Our main feature for classification however is the monotonic change in the 1450 nm wavelength signal (1450_nn_slope). We associate this phenomenon with the appearance of a sweat film. The monotonic change fits well with the MC numerical simulations and the fact that the film does not appear instantly. This process is not instant and stretched over time, i.e. transitioning from baseline, skin saturation and at some point sweat film appearing on the skin surface. Evaluating PPG signal at 1450 nm captures these monotonic changes in reflection, respectively.
Figure 9 shows the presence of such trends from 4 to 10 min and from 11 to 20 min associated with the formation of the sweat film.
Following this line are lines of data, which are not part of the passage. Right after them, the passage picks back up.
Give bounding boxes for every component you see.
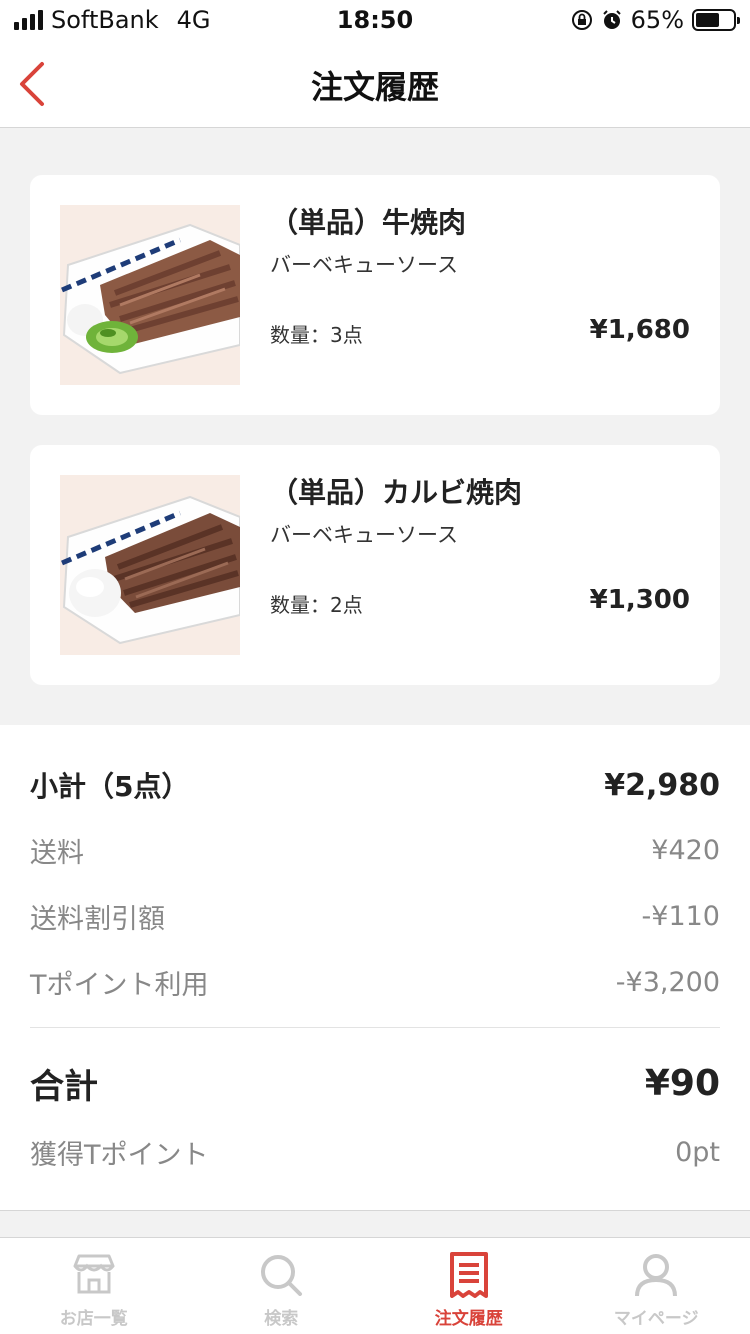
- subtotal-value: ¥2,980: [604, 767, 720, 803]
- subtotal-label: 小計（5点）: [30, 770, 190, 803]
- shipping-row: 送料 ¥420: [30, 831, 720, 870]
- quantity-label: 数量：: [270, 323, 330, 347]
- rotation-lock-icon: [571, 10, 592, 30]
- item-option: バーベキューソース: [270, 523, 458, 547]
- item-option: バーベキューソース: [270, 253, 458, 277]
- subtotal-row: 小計（5点） ¥2,980: [30, 765, 720, 805]
- order-item-card: （単品）カルビ焼肉 バーベキューソース 数量：2点 ¥1,300: [30, 445, 720, 685]
- total-label: 合計: [30, 1067, 98, 1107]
- earned-points-row: 獲得Tポイント 0pt: [30, 1133, 720, 1172]
- receipt-icon: [449, 1252, 488, 1298]
- status-right: 65%: [571, 6, 740, 34]
- item-quantity: 数量：2点: [270, 589, 363, 618]
- alarm-icon: [602, 10, 621, 29]
- tab-label: 検索: [264, 1309, 299, 1329]
- order-summary: 小計（5点） ¥2,980 送料 ¥420 送料割引額 -¥110 Tポイント利…: [0, 725, 750, 1211]
- item-price: ¥1,300: [589, 585, 690, 615]
- shipping-discount-label: 送料割引額: [30, 904, 165, 935]
- tab-label: マイページ: [613, 1309, 699, 1329]
- page-title: 注文履歴: [310, 68, 439, 106]
- person-icon: [635, 1254, 678, 1297]
- tab-label: お店一覧: [59, 1309, 128, 1329]
- total-value: ¥90: [644, 1063, 720, 1104]
- search-icon: [261, 1255, 303, 1296]
- tpoint-use-label: Tポイント利用: [30, 970, 209, 1001]
- tab-store-list[interactable]: お店一覧: [0, 1238, 188, 1334]
- tab-my-page[interactable]: マイページ: [563, 1238, 750, 1334]
- tpoint-use-value: -¥3,200: [615, 967, 720, 998]
- tab-label: 注文履歴: [434, 1309, 503, 1329]
- battery-percent: 65%: [630, 6, 684, 34]
- tab-search[interactable]: 検索: [188, 1238, 376, 1334]
- shipping-discount-value: -¥110: [641, 901, 720, 932]
- item-quantity: 数量：3点: [270, 319, 363, 348]
- product-image: [60, 475, 240, 655]
- content-bottom-spacer: [0, 1211, 750, 1237]
- product-image: [60, 205, 240, 385]
- tpoint-use-row: Tポイント利用 -¥3,200: [30, 963, 720, 1002]
- order-item-card: （単品）牛焼肉 バーベキューソース 数量：3点 ¥1,680: [30, 175, 720, 415]
- item-price: ¥1,680: [589, 315, 690, 345]
- tab-order-history[interactable]: 注文履歴: [375, 1238, 563, 1334]
- nav-bar: 注文履歴: [0, 40, 750, 128]
- summary-divider: [30, 1027, 720, 1028]
- shipping-value: ¥420: [651, 835, 720, 866]
- status-bar: SoftBank 4G 18:50 65%: [0, 0, 750, 40]
- battery-icon: [692, 9, 740, 31]
- shipping-discount-row: 送料割引額 -¥110: [30, 897, 720, 936]
- tab-bar: お店一覧 検索 注文履歴 マイページ: [0, 1237, 750, 1334]
- item-name: （単品）カルビ焼肉: [270, 476, 523, 509]
- shipping-label: 送料: [30, 838, 84, 869]
- quantity-value: 2点: [330, 593, 363, 617]
- total-row: 合計 ¥90: [30, 1059, 720, 1108]
- item-name: （単品）牛焼肉: [270, 206, 467, 239]
- earned-points-value: 0pt: [675, 1137, 720, 1168]
- earned-points-label: 獲得Tポイント: [30, 1140, 209, 1171]
- quantity-value: 3点: [330, 323, 363, 347]
- store-icon: [73, 1254, 115, 1294]
- quantity-label: 数量：: [270, 593, 330, 617]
We can see that starting from the fourth minute, the trend begins its monotonous increase with this process taking place until the 10th minute, subsequently, the trend reverses. In order to determine the trend direction a practical time interval has been selected. We found that the optimal smoothing of the signal is in a window of 2 to 5 min. These time windows allow us to detect quite clearly the appearance of trends during the exercise time. We performed this procedure for all the trials and averaged the values over a window of 5 min and over 5 subjects, and also normalized the value of the slope. With the 3-dimensional graph we can see that on average the positive slope appears from ~ 5 min with peak at ~ 9 min, which changes to negative from ~ 14 min to ~ 20 min. This conforms well with our task of optical detection of sweat film formation within 2-min accuracy window and paves the way for future assessment of sweat body loss and development of a practical applications notifying consumer of the need to rehydrate.